Campaigners love legislation. And so when, as a result of the election in June, the Prisons and Courts Bill fell and was then scrapped, there was some considerable dismay amongst prison reformers.
In particular, two key elements of the bill had been broadly welcomed. First, was the attempt to define in law the purpose of prisons to include rehabilitation and preparation for release. Second, was the changes proposed that would have strengthened the power of Her Majesty’s Inspectorate of Prisons (HMIP) and the Prisons and Probation Ombudsman. While these measures did not meet the challenge of reducing prison numbers or overcrowding, they were welcomed as sensible measures that should, by making prisons’ rehabilitative purpose explicit and increasing accountability at the centre, allow for greater autonomy locally.
The scrapping of the Bill was the latest in a long line of changes, and added further evidence to the conclusion of the RSA’s Future Prison project that the potential impact that prisons could have on reducing reoffending and community safety can be undermined by a lack of consistent political leadership and clear purpose.
In this spirit, the current Lord Chancellor and Secretary of State for Justice, David Lidington’s article in the Evening Standard earlier this week is to be welcomed. It makes clear that some of the proposals included in the Prison Safety and Reform White Paper will still be delivered, albeit without legislation. The article includes a reference to the key-worker scheme, that is surely predicated on at least the 2,500 extra prison officers promised being in post and stemming the tide of exits from the front line. The latest MoJ workforce statistics published this week show this remains a significant challenge.
The Secretary of State also pledged that the Ministry of Justice will take the recommendations of reports made by the HMIP more seriously, setting up a new unit to ensure a “timely” response to reports and explain to the Inspectorate when they do not accept recommendations. While this is welcome, the aim must be for the unit to be able to generate local work with prison that provides the support and resources needed to implement recommendations as well as respond to issues that arise between inspections.

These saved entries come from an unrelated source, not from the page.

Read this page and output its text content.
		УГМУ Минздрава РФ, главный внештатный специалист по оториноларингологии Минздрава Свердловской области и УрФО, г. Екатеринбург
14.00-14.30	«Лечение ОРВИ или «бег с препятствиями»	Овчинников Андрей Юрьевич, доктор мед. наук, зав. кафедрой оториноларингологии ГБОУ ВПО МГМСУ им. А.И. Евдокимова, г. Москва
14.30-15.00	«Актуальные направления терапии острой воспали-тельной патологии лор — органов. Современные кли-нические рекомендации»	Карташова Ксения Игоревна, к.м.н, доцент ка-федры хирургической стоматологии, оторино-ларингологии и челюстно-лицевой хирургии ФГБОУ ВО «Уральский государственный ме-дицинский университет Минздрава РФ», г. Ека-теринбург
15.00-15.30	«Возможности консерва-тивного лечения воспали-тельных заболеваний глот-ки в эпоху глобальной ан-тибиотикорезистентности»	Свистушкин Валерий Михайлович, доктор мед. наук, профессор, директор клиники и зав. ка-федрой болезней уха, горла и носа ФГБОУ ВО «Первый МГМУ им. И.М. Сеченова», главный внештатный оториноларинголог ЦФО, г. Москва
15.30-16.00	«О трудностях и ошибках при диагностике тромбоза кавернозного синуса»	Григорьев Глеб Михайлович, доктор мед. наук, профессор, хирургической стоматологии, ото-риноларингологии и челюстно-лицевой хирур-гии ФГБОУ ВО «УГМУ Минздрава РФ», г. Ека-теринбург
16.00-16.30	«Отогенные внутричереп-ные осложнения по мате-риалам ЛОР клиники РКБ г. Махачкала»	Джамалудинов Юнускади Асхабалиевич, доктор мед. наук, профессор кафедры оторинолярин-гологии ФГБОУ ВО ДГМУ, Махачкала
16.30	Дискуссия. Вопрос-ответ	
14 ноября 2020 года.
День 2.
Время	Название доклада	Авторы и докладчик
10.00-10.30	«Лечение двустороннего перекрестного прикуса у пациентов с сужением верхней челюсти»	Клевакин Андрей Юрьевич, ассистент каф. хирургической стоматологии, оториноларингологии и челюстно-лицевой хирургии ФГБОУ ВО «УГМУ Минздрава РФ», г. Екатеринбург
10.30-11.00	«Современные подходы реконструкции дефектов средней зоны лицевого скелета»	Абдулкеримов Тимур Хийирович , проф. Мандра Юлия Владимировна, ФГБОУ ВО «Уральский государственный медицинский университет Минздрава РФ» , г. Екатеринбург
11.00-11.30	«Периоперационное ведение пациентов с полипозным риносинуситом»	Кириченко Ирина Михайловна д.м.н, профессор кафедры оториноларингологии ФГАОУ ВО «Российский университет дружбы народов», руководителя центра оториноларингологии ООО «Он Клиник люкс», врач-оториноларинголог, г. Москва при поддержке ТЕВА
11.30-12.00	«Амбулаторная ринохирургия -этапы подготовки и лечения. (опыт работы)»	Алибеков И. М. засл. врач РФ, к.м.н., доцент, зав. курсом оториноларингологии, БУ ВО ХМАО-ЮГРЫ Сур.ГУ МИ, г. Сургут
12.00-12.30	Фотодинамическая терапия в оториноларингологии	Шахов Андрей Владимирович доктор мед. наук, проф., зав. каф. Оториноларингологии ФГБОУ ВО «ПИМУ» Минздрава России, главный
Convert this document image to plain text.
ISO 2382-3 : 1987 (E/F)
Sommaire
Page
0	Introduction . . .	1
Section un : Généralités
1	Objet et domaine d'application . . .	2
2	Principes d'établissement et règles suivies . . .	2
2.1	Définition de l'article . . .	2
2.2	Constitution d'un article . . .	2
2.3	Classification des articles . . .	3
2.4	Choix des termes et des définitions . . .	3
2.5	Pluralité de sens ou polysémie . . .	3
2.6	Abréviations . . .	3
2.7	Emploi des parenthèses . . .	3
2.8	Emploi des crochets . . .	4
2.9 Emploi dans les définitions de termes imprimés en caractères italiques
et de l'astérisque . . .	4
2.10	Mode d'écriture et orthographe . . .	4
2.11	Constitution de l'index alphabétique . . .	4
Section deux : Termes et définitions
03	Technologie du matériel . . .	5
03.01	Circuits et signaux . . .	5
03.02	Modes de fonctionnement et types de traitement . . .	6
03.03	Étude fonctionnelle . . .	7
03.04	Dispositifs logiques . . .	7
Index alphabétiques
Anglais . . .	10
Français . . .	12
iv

The RSA hopes that as part of strengthening the HMIP role, greater emphasis will be placed on leadership and culture. As David Lidington stressed, alongside technical help – drug detection dogs, more CCTV and mobile phone detectors – a hugely important factor is the extent to which prison officers are able to develop positive relationships, are well-trained and motivated. This is about numbers but it is also about recognising that the most important relationships people have when in prison – aside from loved ones – is with the officers on the wings. He was right to say that too few prisoners get the training and education that enable them to progress towards a more positive future, making it clear that his first priority is to improve safety and security, and then press ahead with prison reform.

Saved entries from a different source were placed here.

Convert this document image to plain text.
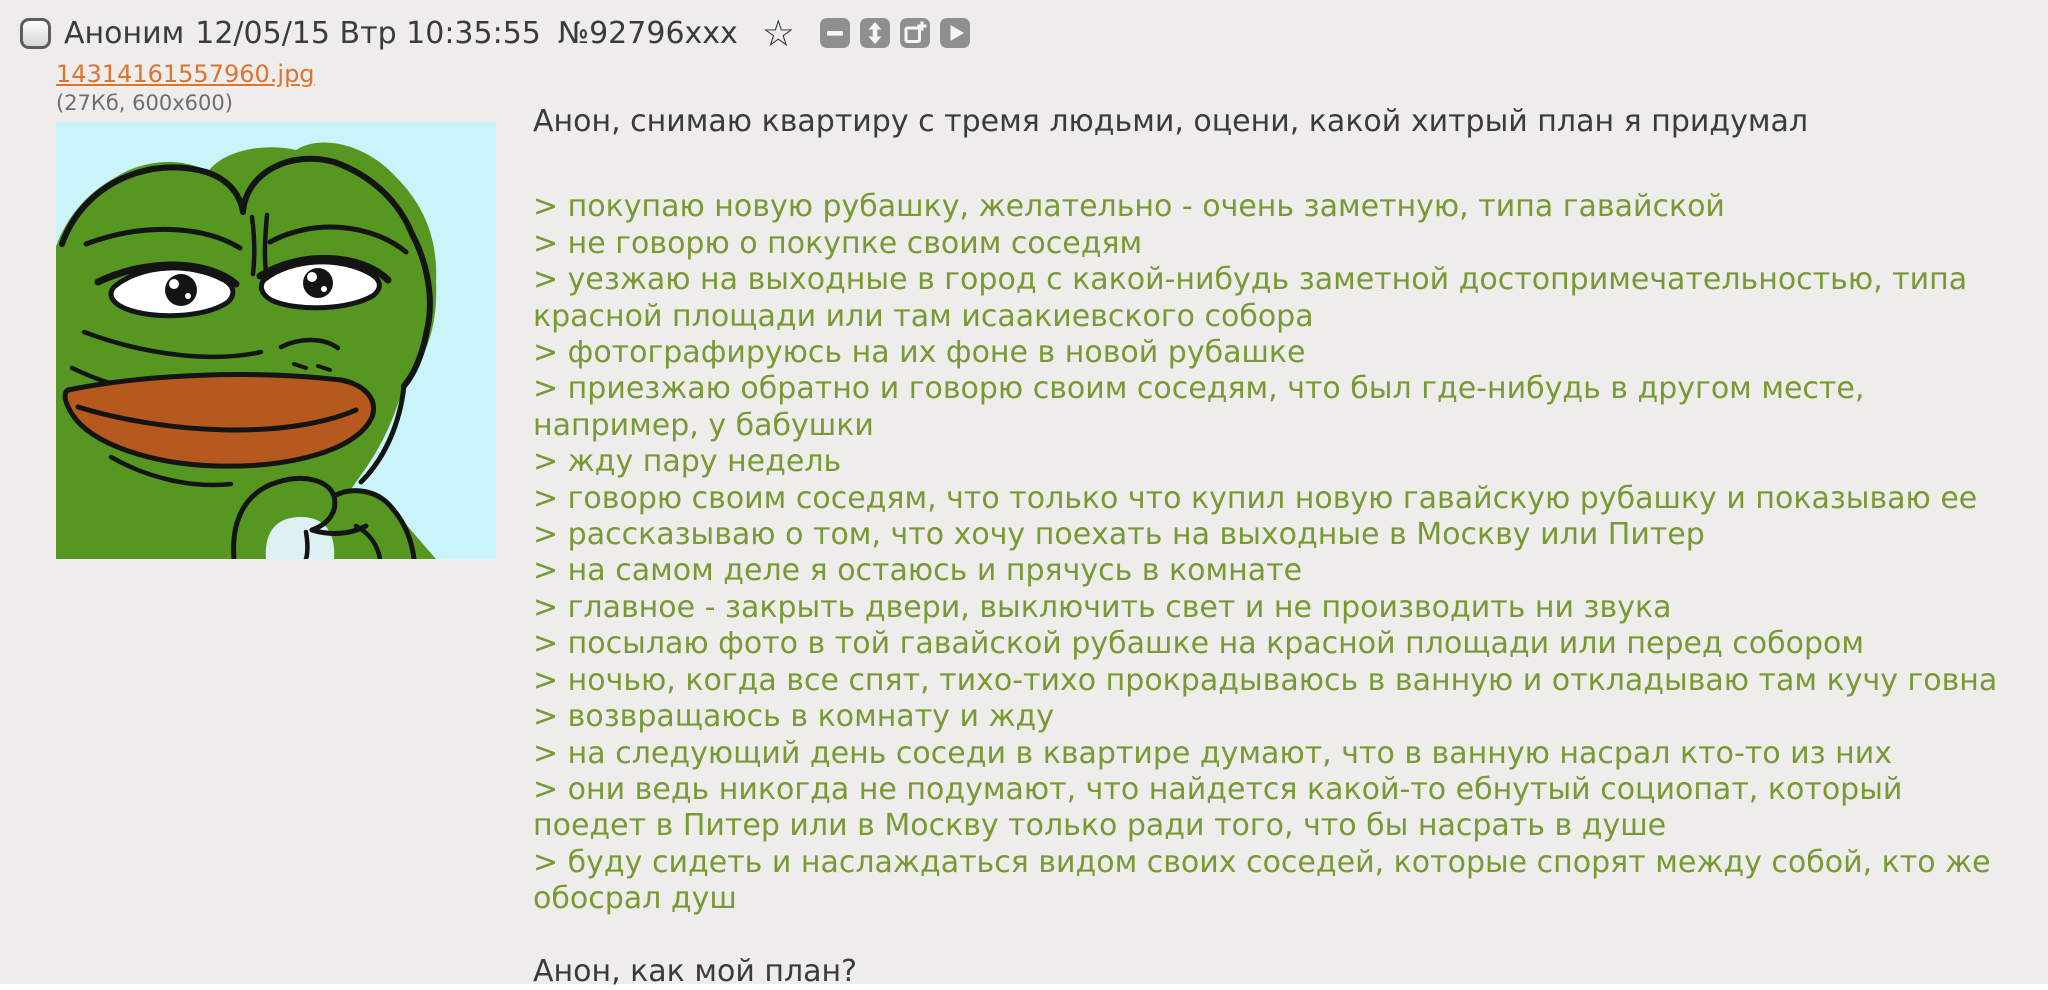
Аноним 12/05/15 Втр 10:35:55 №92796xxx ☆
14314161557960.jpg
(27Кб, 600x600)

Анон, снимаю квартиру с тремя людьми, оцени, какой хитрый план я придумал

> покупаю новую рубашку, желательно - очень заметную, типа гавайской
> не говорю о покупке своим соседям
> уезжаю на выходные в город с какой-нибудь заметной достопримечательностью, типа красной площади или там исаакиевского собора
> фотографируюсь на их фоне в новой рубашке
> приезжаю обратно и говорю своим соседям, что был где-нибудь в другом месте, например, у бабушки
> жду пару недель
> говорю своим соседям, что только что купил новую гавайскую рубашку и показываю ее
> рассказываю о том, что хочу поехать на выходные в Москву или Питер
> на самом деле я остаюсь и прячусь в комнате
> главное - закрыть двери, выключить свет и не производить ни звука
> посылаю фото в той гавайской рубашке на красной площади или перед собором
> ночью, когда все спят, тихо-тихо прокрадываюсь в ванную и откладываю там кучу говна
> возвращаюсь в комнату и жду
> на следующий день соседи в квартире думают, что в ванную насрал кто-то из них
> они ведь никогда не подумают, что найдется какой-то ебнутый социопат, который поедет в Питер или в Москву только ради того, что бы насрать в душе
> буду сидеть и наслаждаться видом своих соседей, которые спорят между собой, кто же обосрал душ

Анон, как мой план?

But the other – more complex story – is that for a range of reasons not all prisons are facing the same issues. Some prisons have been able to drive forward the reform agenda, embracing the government’s emphasis on greater local freedoms (even when, as the RSA’s work on the New Futures Network showed, they did not always feel clear about what is expected or are fully supported in doing this). So yes, as my colleague, Rachel O’Brien argued last week, we need both stability and reform, but we also need place-based approaches and a centre able to respond to different population and varying needs.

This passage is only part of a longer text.